Barack Obama and Loretta Lynn
“Transformational Politics”... That's what we desperately need today. And that was the title of a 250-page treatise that young Barack Obama co-wrote in the early 1990s when he was a student at Harvard Law School. Thanks to a forthcoming book by historian Timothy Sherik (excerpted in the Sunday New York Times), we know that young Obama had a radical vision for transforming the Democratic Party and American politics, inspired by the gay, ex-Communist, civil rights leader Bayard Rustin.
Rustin had a class-based vision for reviving the New Deal coalition of working-class whites and racial minorities, calling it "the March on Washington coalition," even though the other organizers of that legendary 1963 protest (which featured Martin Luther King Jr.'s "I Have Dream" speech) shunted Rustin to the side because of his radical and sexual politics.

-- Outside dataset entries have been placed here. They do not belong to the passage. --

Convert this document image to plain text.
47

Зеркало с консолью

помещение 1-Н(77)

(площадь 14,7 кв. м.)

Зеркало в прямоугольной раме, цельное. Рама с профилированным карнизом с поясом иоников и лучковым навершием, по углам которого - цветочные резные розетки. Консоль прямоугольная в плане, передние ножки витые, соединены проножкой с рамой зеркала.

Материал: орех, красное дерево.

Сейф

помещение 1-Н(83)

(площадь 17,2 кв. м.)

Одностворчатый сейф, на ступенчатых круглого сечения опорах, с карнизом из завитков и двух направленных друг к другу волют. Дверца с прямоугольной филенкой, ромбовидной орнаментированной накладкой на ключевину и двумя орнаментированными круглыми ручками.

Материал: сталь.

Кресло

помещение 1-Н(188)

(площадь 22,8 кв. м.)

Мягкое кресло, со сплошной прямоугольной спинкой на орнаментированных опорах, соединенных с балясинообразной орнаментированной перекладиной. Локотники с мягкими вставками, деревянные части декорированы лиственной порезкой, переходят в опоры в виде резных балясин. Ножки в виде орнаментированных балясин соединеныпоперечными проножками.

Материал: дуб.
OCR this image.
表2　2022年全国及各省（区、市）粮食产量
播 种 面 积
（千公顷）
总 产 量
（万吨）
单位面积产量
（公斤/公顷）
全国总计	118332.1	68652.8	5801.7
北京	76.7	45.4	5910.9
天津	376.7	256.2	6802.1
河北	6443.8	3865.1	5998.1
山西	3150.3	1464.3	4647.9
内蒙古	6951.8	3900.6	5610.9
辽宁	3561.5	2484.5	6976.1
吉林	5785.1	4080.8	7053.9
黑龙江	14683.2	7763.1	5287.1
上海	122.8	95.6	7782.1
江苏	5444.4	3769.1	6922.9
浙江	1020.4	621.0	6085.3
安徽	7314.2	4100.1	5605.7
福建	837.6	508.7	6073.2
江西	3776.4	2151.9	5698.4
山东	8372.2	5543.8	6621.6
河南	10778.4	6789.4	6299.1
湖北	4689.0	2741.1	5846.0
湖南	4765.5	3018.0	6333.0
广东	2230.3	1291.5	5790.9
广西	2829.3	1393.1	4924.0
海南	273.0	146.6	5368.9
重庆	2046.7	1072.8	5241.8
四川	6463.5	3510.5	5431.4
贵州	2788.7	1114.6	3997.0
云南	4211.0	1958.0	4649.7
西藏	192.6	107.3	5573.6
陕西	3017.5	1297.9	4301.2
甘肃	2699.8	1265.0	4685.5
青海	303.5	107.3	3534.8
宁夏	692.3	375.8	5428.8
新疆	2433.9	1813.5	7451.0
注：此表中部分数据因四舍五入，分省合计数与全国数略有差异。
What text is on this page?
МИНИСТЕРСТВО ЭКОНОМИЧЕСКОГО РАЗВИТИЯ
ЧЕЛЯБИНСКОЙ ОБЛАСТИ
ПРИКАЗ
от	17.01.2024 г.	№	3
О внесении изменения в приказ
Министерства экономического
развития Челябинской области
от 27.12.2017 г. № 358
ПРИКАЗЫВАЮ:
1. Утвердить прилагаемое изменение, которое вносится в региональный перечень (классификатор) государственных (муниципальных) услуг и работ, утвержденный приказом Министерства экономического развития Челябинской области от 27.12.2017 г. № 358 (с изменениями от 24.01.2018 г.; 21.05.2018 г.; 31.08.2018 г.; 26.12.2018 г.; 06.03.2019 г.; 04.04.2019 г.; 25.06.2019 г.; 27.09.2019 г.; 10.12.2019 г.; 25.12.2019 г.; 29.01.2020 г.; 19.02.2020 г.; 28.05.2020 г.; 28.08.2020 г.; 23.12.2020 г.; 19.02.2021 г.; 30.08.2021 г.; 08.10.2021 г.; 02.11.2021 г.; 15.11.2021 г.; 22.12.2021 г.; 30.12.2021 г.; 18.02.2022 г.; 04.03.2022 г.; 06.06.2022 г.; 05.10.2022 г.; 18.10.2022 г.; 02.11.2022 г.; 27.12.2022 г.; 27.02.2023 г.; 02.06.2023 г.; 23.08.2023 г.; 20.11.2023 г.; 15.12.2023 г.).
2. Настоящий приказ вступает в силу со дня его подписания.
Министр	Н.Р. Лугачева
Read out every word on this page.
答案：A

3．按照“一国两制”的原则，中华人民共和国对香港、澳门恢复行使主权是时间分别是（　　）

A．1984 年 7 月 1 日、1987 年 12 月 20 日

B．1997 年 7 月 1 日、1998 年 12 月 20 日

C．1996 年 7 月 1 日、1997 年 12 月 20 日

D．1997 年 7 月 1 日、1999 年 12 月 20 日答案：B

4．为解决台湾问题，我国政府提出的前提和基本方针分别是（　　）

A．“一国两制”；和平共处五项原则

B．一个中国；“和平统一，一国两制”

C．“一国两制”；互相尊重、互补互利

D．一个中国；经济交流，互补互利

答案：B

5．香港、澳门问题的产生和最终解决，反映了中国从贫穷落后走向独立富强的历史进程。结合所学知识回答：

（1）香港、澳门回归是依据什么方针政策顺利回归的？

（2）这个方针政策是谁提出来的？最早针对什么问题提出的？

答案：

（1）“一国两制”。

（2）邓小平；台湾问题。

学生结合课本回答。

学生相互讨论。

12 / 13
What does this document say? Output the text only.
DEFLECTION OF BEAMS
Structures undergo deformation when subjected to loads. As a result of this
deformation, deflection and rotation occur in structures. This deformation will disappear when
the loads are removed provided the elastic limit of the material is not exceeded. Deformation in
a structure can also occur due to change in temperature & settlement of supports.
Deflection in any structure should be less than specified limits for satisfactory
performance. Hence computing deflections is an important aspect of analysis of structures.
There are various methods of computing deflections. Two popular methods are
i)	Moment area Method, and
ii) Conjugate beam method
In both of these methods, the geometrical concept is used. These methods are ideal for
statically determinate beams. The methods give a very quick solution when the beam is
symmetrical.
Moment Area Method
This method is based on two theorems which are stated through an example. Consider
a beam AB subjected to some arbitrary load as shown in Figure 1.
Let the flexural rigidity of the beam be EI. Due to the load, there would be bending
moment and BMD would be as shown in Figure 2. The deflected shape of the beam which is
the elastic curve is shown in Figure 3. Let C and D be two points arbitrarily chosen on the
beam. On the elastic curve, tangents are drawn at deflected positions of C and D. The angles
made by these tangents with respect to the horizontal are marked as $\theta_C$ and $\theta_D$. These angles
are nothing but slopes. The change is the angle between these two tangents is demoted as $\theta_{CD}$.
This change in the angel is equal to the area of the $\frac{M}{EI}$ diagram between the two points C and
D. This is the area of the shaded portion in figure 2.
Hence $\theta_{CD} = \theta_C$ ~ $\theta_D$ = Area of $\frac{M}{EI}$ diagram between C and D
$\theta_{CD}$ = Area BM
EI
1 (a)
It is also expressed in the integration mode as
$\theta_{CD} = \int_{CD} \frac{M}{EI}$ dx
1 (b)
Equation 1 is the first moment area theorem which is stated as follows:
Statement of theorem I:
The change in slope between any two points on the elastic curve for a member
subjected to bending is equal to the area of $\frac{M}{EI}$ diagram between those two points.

Like Rustin, young Obama believed that America's racial and cultural fractures were exploited by Republicans. The way around this was to put class interest first, uniting working people against the power elite rather than dividing them. Today, as Sherik points out, taxes aimed at the super wealthy, labor unions and a livable minimum wage are hugely popular issues with the American people. While phony Trumpian populists cling to cutting the capital gains tax, a revived March on Washington coalition would eat the rich -- and thereby undercut Trump's white nationalist appeal.
But instead of taking the political path to solid majority rule that he laid out as a law student, President Obama sold out working people of all colors, continuing Bill Clinton's disastrous Wall Street tilt and filling his administration with banksters like Larry Summers and Timothy Geithner. Obama said later that he also learned about "the intricacies of power" at Harvard.
Too bad that Obama, who was so good at quoting 1960s revolutionaries like King, didn't take to heart a line from Italian novelist Ignazio Silone that Tom Hayden was fond of quoting: "What would happen if men remained loyal to the ideals of their youth?"
Today Obama and his wife, Michelle, are bringing a biopic on Bayard Rustin to the Netflix screen. But they are doing nothing to advance Rustin's working-class vision within the Democratic Party.
Last week, the media celebrated the life of country singer Loretta Lynn, who died at age 90. I know nothing about Lynn's politics. But she was a strong woman, a coal miner's daughter. The Democratic Party should be attracting her hard-scrabble fans, too, in a March on Washington coalition that brings together working people of all colors.